The headline “ELA to Greek banks maintained at its current level” may seem like good news for Greece in that the ECB has not completely cut off the emergency credit line for the Greek banks.
In practice, however, the implications for the next few days are pretty much the same as if the ECB had ordered the ELA programme to be cancelled altogether.
We don’t know how much of buffer in cash and reserves the Greek banks had on Friday. However, the ELA ceiling has continually been raised at ECB Governing Council meetings over the past few months, suggesting the banks have continually been close to running out of cash. That means its unlikely they have much left in cash or reserves at the central bank.

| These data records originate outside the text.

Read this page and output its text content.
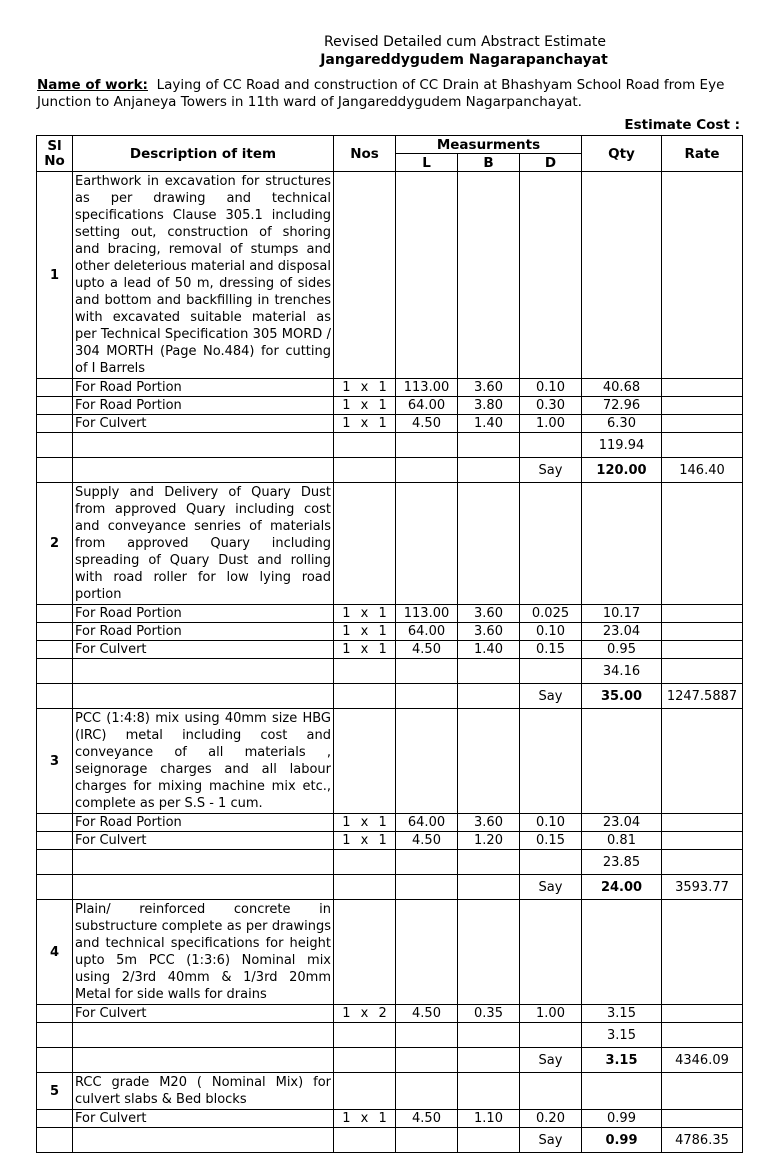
Revised Detailed cum Abstract Estimate
Jangareddygudem Nagarapanchayat
Name of work: Laying of CC Road and construction of CC Drain at Bhashyam School Road from Eye Junction to Anjaneya Towers in 11th ward of Jangareddygudem Nagarpanchayat.
Estimate Cost :
Sl No	Description of item	Nos	Measurments			Qty	Rate
			L	B	D		
1	Earthwork in excavation for structures as per drawing and technical specifications Clause 305.1 including setting out, construction of shoring and bracing, removal of stumps and other deleterious material and disposal upto a lead of 50 m, dressing of sides and bottom and backfilling in trenches with excavated suitable material as per Technical Specification 305 MORD / 304 MORTH (Page No.484) for cutting of I Barrels						
	For Road Portion	1 x 1	113.00	3.60	0.10	40.68	
	For Road Portion	1 x 1	64.00	3.80	0.30	72.96	
	For Culvert	1 x 1	4.50	1.40	1.00	6.30	
						119.94	
					Say	120.00	146.40
2	Supply and Delivery of Quary Dust from approved Quary including cost and conveyance senries of materials from approved Quary including spreading of Quary Dust and rolling with road roller for low lying road portion						
	For Road Portion	1 x 1	113.00	3.60	0.025	10.17	
	For Road Portion	1 x 1	64.00	3.60	0.10	23.04	
	For Culvert	1 x 1	4.50	1.40	0.15	0.95	
						34.16	
					Say	35.00	1247.5887
3	PCC (1:4:8) mix using 40mm size HBG (IRC) metal including cost and conveyance of all materials , seignorage charges and all labour charges for mixing machine mix etc., complete as per S.S - 1 cum.						
	For Road Portion	1 x 1	64.00	3.60	0.10	23.04	
	For Culvert	1 x 1	4.50	1.20	0.15	0.81	
						23.85	
					Say	24.00	3593.77
4	Plain/ reinforced concrete in substructure complete as per drawings and technical specifications for height upto 5m PCC (1:3:6) Nominal mix using 2/3rd 40mm & 1/3rd 20mm Metal for side walls for drains						
	For Culvert	1 x 2	4.50	0.35	1.00	3.15	
						3.15	
					Say	3.15	4346.09
5	RCC grade M20 ( Nominal Mix) for culvert slabs & Bed blocks						
	For Culvert	1 x 1	4.50	1.10	0.20	0.99	
					Say	0.99	4786.35
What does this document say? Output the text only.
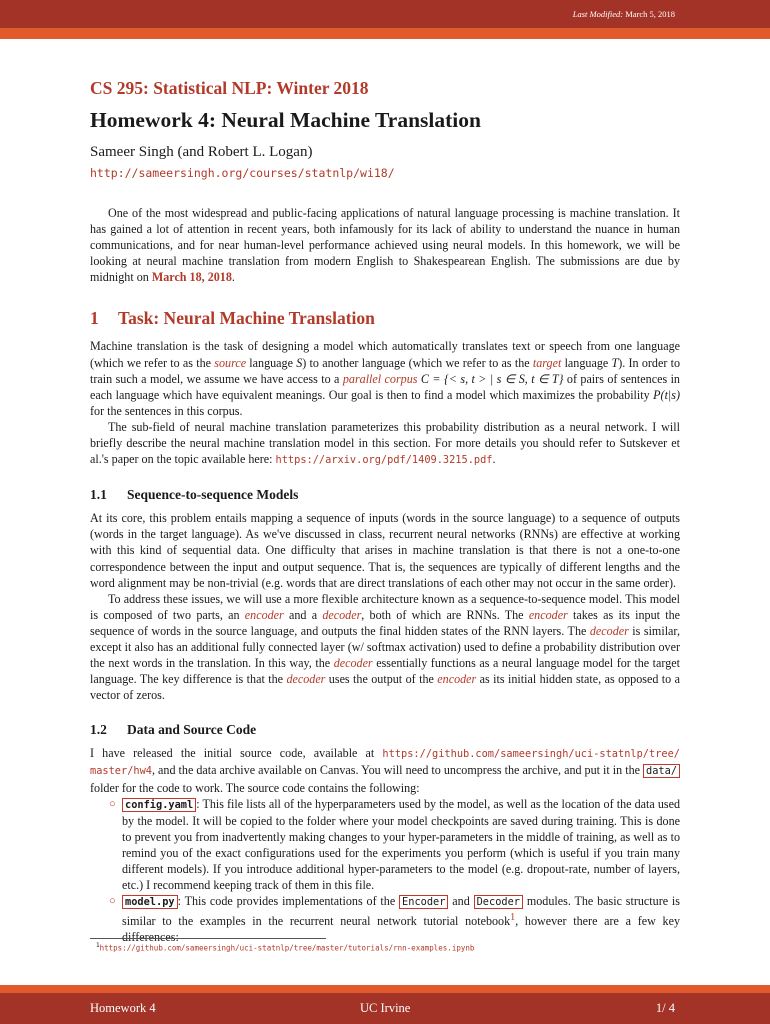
Last Modified: March 5, 2018
CS 295: Statistical NLP: Winter 2018
Homework 4: Neural Machine Translation
Sameer Singh (and Robert L. Logan)
http://sameersingh.org/courses/statnlp/wi18/

One of the most widespread and public-facing applications of natural language processing is machine translation. It has gained a lot of attention in recent years, both infamously for its lack of ability to understand the nuance in human communications, and for near human-level performance achieved using neural models. In this homework, we will be looking at neural machine translation from modern English to Shakespearean English. The submissions are due by midnight on March 18, 2018.

1 Task: Neural Machine Translation

Machine translation is the task of designing a model which automatically translates text or speech from one language (which we refer to as the source language S) to another language (which we refer to as the target language T). In order to train such a model, we assume we have access to a parallel corpus C = {< s, t > | s ∈ S, t ∈ T} of pairs of sentences in each language which have equivalent meanings. Our goal is then to find a model which maximizes the probability P(t|s) for the sentences in this corpus.

The sub-field of neural machine translation parameterizes this probability distribution as a neural network. I will briefly describe the neural machine translation model in this section. For more details you should refer to Sutskever et al.'s paper on the topic available here: https://arxiv.org/pdf/1409.3215.pdf.

1.1 Sequence-to-sequence Models

At its core, this problem entails mapping a sequence of inputs (words in the source language) to a sequence of outputs (words in the target language). As we've discussed in class, recurrent neural networks (RNNs) are effective at working with this kind of sequential data. One difficulty that arises in machine translation is that there is not a one-to-one correspondence between the input and output sequence. That is, the sequences are typically of different lengths and the word alignment may be non-trivial (e.g. words that are direct translations of each other may not occur in the same order).

To address these issues, we will use a more flexible architecture known as a sequence-to-sequence model. This model is composed of two parts, an encoder and a decoder, both of which are RNNs. The encoder takes as its input the sequence of words in the source language, and outputs the final hidden states of the RNN layers. The decoder is similar, except it also has an additional fully connected layer (w/ softmax activation) used to define a probability distribution over the next words in the translation. In this way, the decoder essentially functions as a neural language model for the target language. The key difference is that the decoder uses the output of the encoder as its initial hidden state, as opposed to a vector of zeros.

1.2 Data and Source Code

I have released the initial source code, available at https://github.com/sameersingh/uci-statnlp/tree/ master/hw4, and the data archive available on Canvas. You will need to uncompress the archive, and put it in the data/ folder for the code to work. The source code contains the following:

○ config.yaml : This file lists all of the hyperparameters used by the model, as well as the location of the data used by the model. It will be copied to the folder where your model checkpoints are saved during training. This is done to prevent you from inadvertently making changes to your hyper-parameters in the middle of training, as well as to remind you of the exact configurations used for the experiments you perform (which is useful if you train many different models). If you introduce additional hyper-parameters to the model (e.g. dropout-rate, number of layers, etc.) I recommend keeping track of them in this file.
○ model.py : This code provides implementations of the Encoder and Decoder modules. The basic structure is similar to the examples in the recurrent neural network tutorial notebook$^1$, however there are a few key differences:
$^1$https://github.com/sameersingh/uci-statnlp/tree/master/tutorials/rnn-examples.ipynb
Homework 4	UC Irvine	1/ 4
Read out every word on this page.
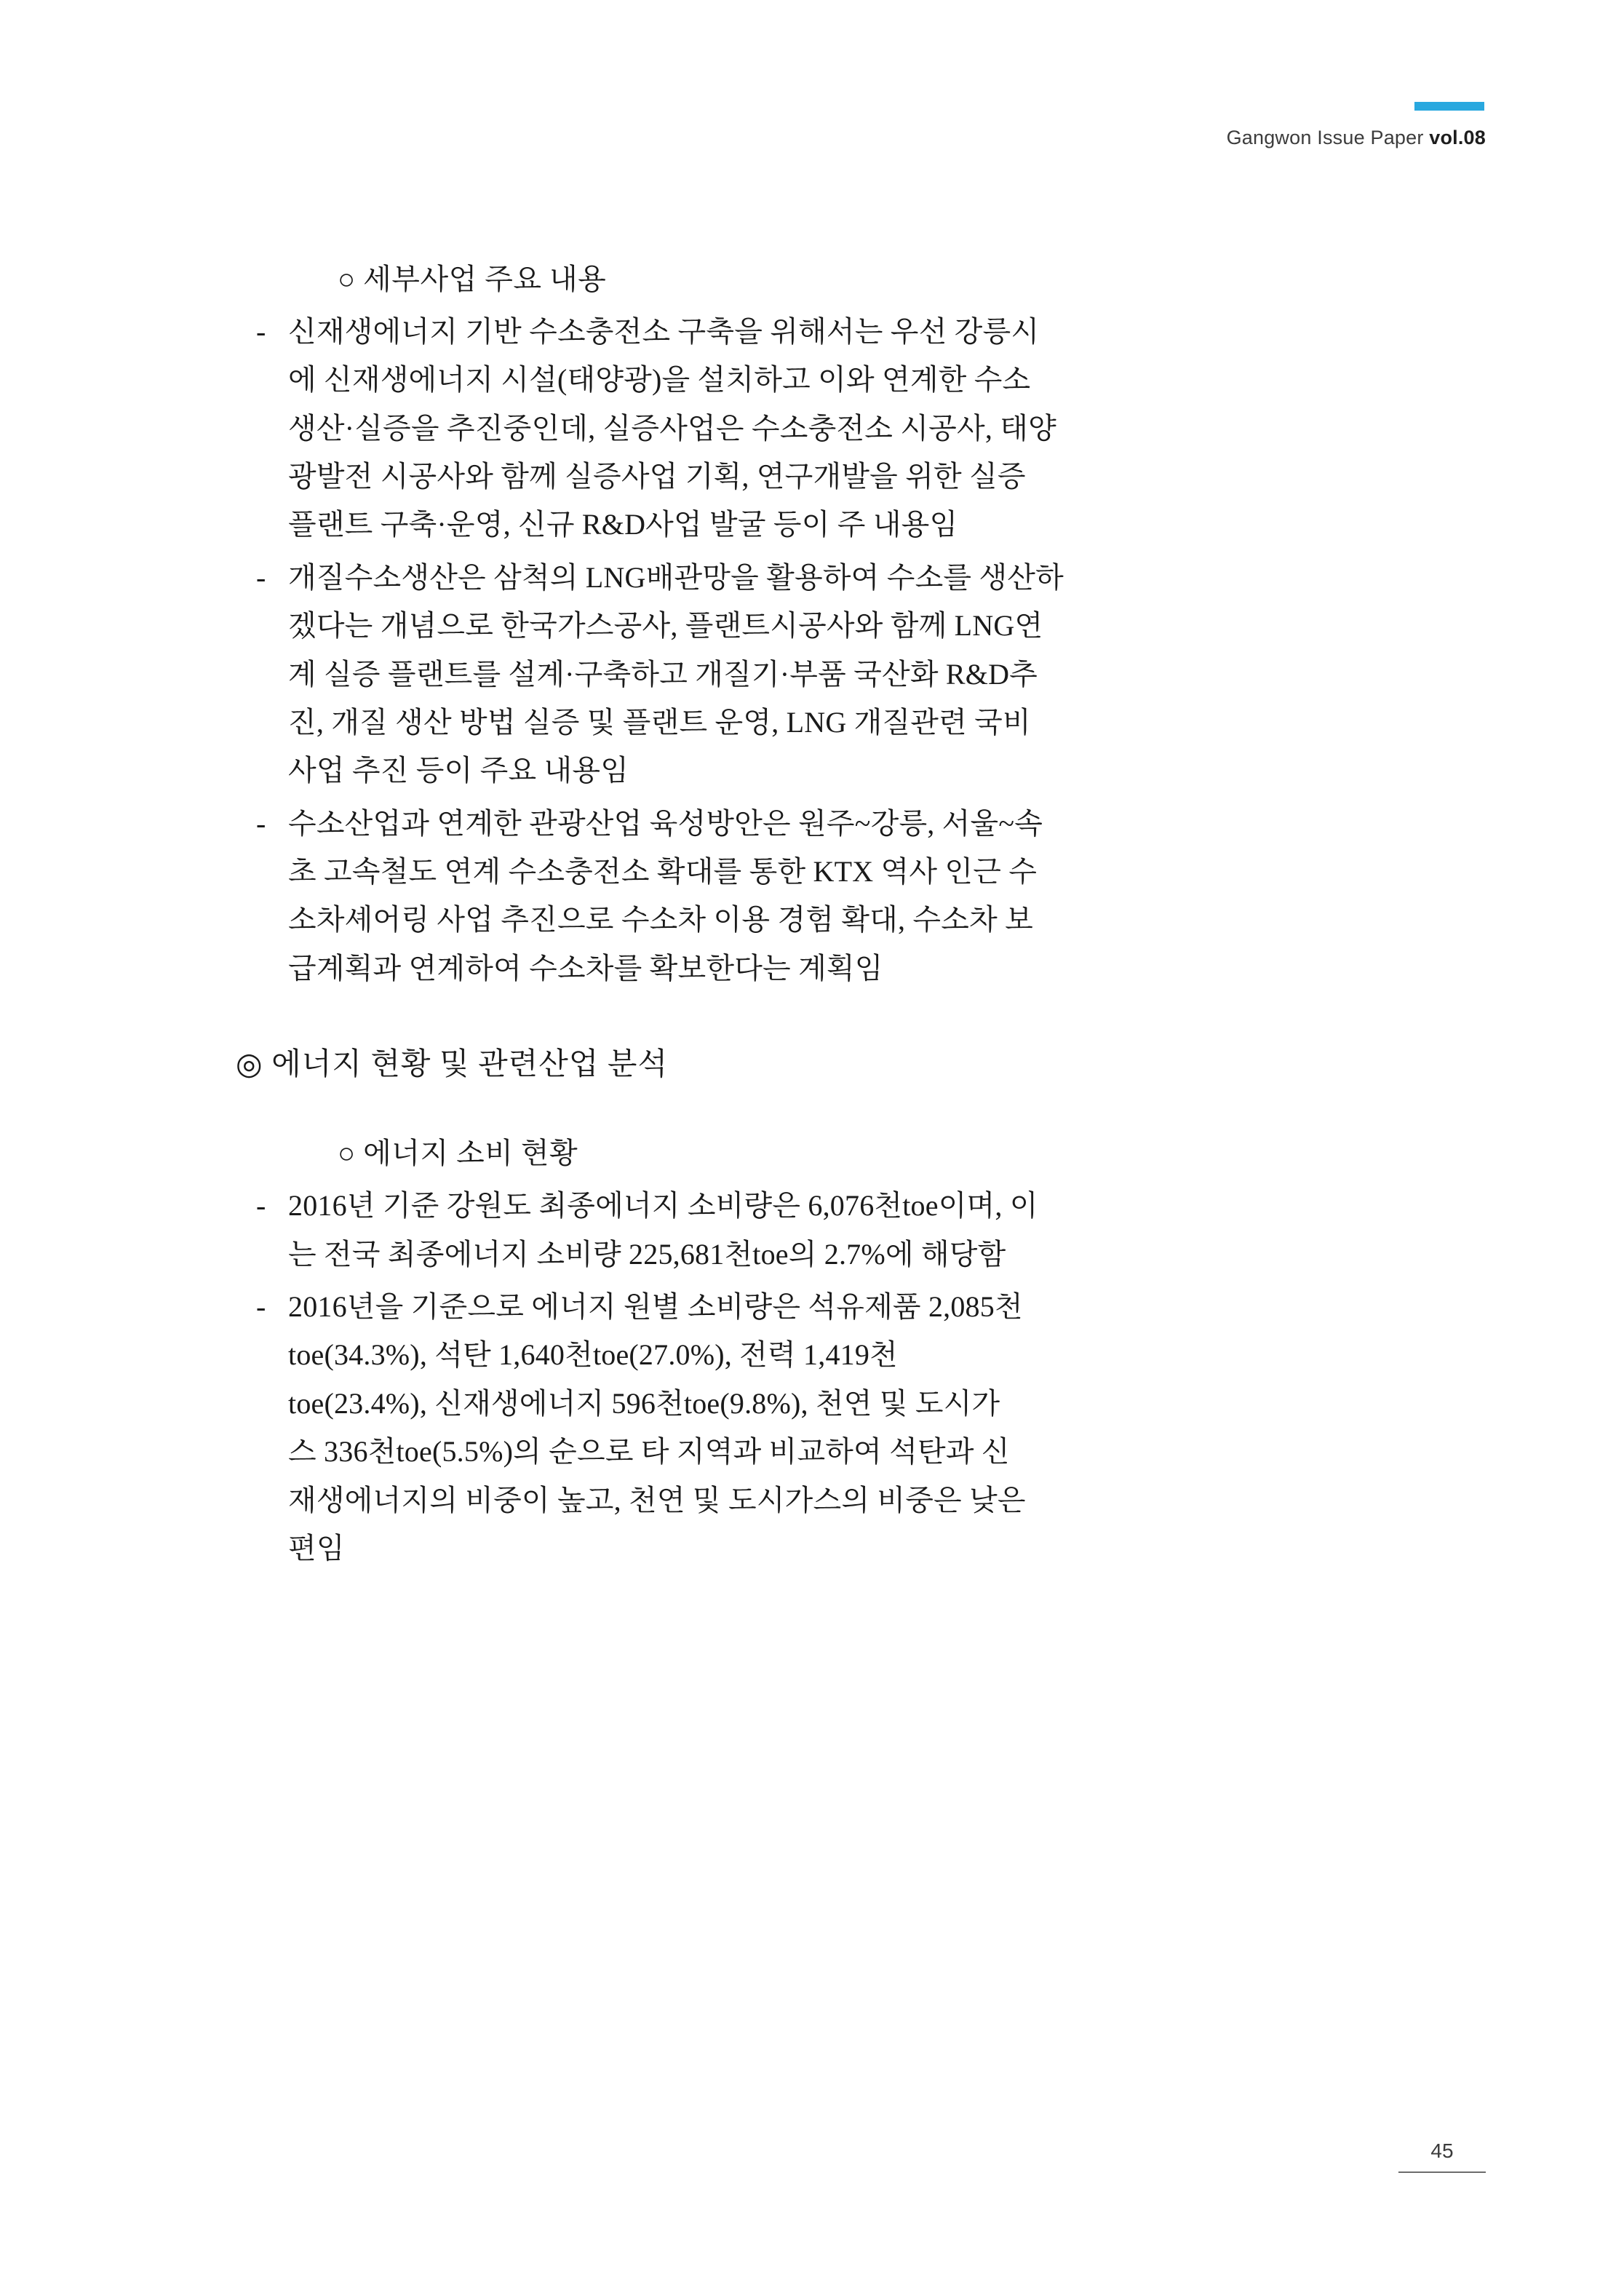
Gangwon Issue Paper vol.08
○ 세부사업 주요 내용
- 신재생에너지 기반 수소충전소 구축을 위해서는 우선 강릉시
에 신재생에너지 시설(태양광)을 설치하고 이와 연계한 수소
생산·실증을 추진중인데, 실증사업은 수소충전소 시공사, 태양
광발전 시공사와 함께 실증사업 기획, 연구개발을 위한 실증
플랜트 구축·운영, 신규 R&D사업 발굴 등이 주 내용임
- 개질수소생산은 삼척의 LNG배관망을 활용하여 수소를 생산하
겠다는 개념으로 한국가스공사, 플랜트시공사와 함께 LNG연
계 실증 플랜트를 설계·구축하고 개질기·부품 국산화 R&D추
진, 개질 생산 방법 실증 및 플랜트 운영, LNG 개질관련 국비
사업 추진 등이 주요 내용임
- 수소산업과 연계한 관광산업 육성방안은 원주~강릉, 서울~속
초 고속철도 연계 수소충전소 확대를 통한 KTX 역사 인근 수
소차셰어링 사업 추진으로 수소차 이용 경험 확대, 수소차 보
급계획과 연계하여 수소차를 확보한다는 계획임
◎ 에너지 현황 및 관련산업 분석
○ 에너지 소비 현황
- 2016년 기준 강원도 최종에너지 소비량은 6,076천toe이며, 이
는 전국 최종에너지 소비량 225,681천toe의 2.7%에 해당함
- 2016년을 기준으로 에너지 원별 소비량은 석유제품 2,085천
toe(34.3%), 석탄 1,640천toe(27.0%), 전력 1,419천
toe(23.4%), 신재생에너지 596천toe(9.8%), 천연 및 도시가
스 336천toe(5.5%)의 순으로 타 지역과 비교하여 석탄과 신
재생에너지의 비중이 높고, 천연 및 도시가스의 비중은 낮은
편임
45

In that case, the only way the Greek banks could finance the (presumably very large) demands for withdrawals on Monday would have been to get access to additional funds from the Bank of Greece in the form of additional ELA. That will not be possible now, so most likely the banks will not open on Monday.
The statement that “ECB will work closely with Bank of Greece to maintain financial stability” is probably code for “ECB will help Greece to design a programme of capital controls”.
So it has come to this. No matter how well things go from here (and positive scenarios are hard to imagine) restrictions on Greek banks could be in place for a very long time.
It is easy at this point to panic and say it’s the end of the world and a new currency must be days away. It’s worth remembering, however, that Cyprus coped surprisingly well with the capital controls imposed in 2013. These controls were lifted this year and the banking system survived. There is probably still a small window of opportunity left to keep Greece in the euro, even if the banks don’t open tomorrow.